Zufällige Passwörter erzeugst Du mit dem vorinstallierten Befehl openssl. Noch bessere Passwörter mit Sonderzeichen erlaubt Dir pwgen.

Passwörter erstellen mit openssl

Der Befehl OpenSSL ermöglicht Dir die wichtigsten kryptografischen Operationen wie symmetrische Verschlüsselung, Public-Key-Verschlüsselung, digitale Signaturen, Hash-Funktionen usw. Mit openssl generierst Du Dir schnell und zuverlässige zufällige Passwörter.

Wenn Du neugierig bist, listet Du Dir mit openssl list-standard-commands sämtliche möglichen Kommandos auf, die Dir openssl bietet.

So generierst Du zufällige Passwörter über die Befehlszeile

Mit dem folgenden Befehl generierst Du Dir unkompliziert ein zufälliges Passwort mit rand und begrenzt es auf 16 Zeichen:

$ openssl rand 16

Der Nachteil des obigen Befehls ist, dass wirklich alle möglichen Zeichen genutzt werden – z.B. auch chinesische.

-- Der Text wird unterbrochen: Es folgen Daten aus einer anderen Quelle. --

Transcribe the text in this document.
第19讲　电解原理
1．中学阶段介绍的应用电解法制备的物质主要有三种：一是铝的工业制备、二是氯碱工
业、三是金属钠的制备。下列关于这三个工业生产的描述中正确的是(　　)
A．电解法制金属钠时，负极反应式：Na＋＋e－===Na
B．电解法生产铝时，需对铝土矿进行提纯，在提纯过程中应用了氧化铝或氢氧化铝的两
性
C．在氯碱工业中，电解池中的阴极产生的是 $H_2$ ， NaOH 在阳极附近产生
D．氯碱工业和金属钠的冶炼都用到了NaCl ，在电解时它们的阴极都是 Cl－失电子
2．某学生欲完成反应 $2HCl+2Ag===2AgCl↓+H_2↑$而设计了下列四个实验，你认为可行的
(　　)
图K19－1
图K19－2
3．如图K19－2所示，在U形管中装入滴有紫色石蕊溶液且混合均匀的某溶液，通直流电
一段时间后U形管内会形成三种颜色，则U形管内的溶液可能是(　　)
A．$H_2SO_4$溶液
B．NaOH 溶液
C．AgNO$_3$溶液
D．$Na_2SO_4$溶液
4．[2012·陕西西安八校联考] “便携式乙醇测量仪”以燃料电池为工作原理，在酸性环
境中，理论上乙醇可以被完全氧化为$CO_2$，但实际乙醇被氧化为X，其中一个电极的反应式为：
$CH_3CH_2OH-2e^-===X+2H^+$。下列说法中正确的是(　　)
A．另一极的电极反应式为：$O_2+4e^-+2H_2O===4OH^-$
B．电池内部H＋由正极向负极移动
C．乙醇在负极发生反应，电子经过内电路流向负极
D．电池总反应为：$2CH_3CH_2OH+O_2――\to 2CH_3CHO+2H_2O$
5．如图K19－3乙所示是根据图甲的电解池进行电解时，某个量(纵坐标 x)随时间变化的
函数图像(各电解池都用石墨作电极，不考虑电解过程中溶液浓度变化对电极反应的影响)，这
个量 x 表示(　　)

Dieses Problem behebst Du, indem Du z.B. die -base64-Encodierung nutzt:

$ openssl rand -base64 16

Das ergibt dann eine Zeichenkette, wie z.B. 2lRVQkMM6YchpGqIRnWvqg==. Da diese Zeichenkette aber nicht exakt 16 Zeichen lang ist, musst Du Sie kürzen. Das geschieht mit |head -c16;echo. Der head-Befehl zeigt die x ersten Zeichen einer Datei an. Das bedeutet, dass Dein Computer zuerst eine zufällige Zeichenfolge erstellt, die er dann dank der so genannten Pipe – das |-Zeichen – an den head-Befehl weiterleitet. Dieser kürzt die zufällige Zeichenfolge dann auf tatsächliche 16 Zeichen. echo spuckt dann das Ergebnis über das Terminal aus.

$ openssl rand -base64 16 |head -c16;echo

Bessere Passwörter mit pwgen

Ein Problem der generierten Passwörter mit openssl ist, dass keine Sonderzeichen genutzt werden. Dafür benötigst Du einen besseren Befehl: pwgen. Da pwgen leider nicht vorinstalliert ist, musst Du es mit Homebrew installieren. Das geht einfach mit…

$ brew install pwgen

Anschließend steht generierst Du Dir einfach Passwörter, indem Du…

$ pwgen

…in Dein Terminal tippst. Der Befehl generiert Dir in einem Rutsch gleich 160 acht Zeichen lange Passwörter. Um die Zeichenlänge (hier 16) zu bestimmen und die Ausgabe auf ein Passwort zu reduzieren, gibst Du folgendes ein:

$ pwgen -n 16 -1

Um sicher zu gehen, dass auch mindestens ein Großbuchstabe auftaucht, nutzt die Option -c.

$ pwgen -n 16 -c -1

Noch mehr zufälliges Chaos generiert die Option -s.

$ pwgen -n 16 -s -1

Und wenn Du mindestens ein Sonderzeichen jedem Passwort haben möchten, wählst Du die Option -y.

$ pwgen -n 16 -c -n -s -y -1

Passwörter über Alias-Befehl password erstellen

Damit Du Dir dieses Kommando nicht merken musst, empfehle ich Dir in Deinem .bash_profile einfach ein Alias anzulegen. Dazu kopierst Du z.B. die folgende Zeile in Dein .bash_profile. Das folgende Alias gibt Dir immer zwei Passwörter aus. Eines mit Sonderzeichen und ein Passwort ohne. Der Grund: Manche Services erlauben bestimmte Sonderzeichen nicht. Dann ist es hilfreich ein Passwort ohne Sonderzeichen zur Hand zuhaben.

alias password='pwgen -n 16 -c -n -s -y -1;pwgen -n 16 -c -n -s -1;'

Immer wenn Du dann password in Dein Terminal tippst, wirft Dir das Terminal ein neues Passwort aus, indem es auf den obigen Befehl zurückgreift.

Damit die neuen Einstellungen im .bash_profile wirksam werden, musst Du die Einstellungen erneut mit source ~/.bash_profile laden.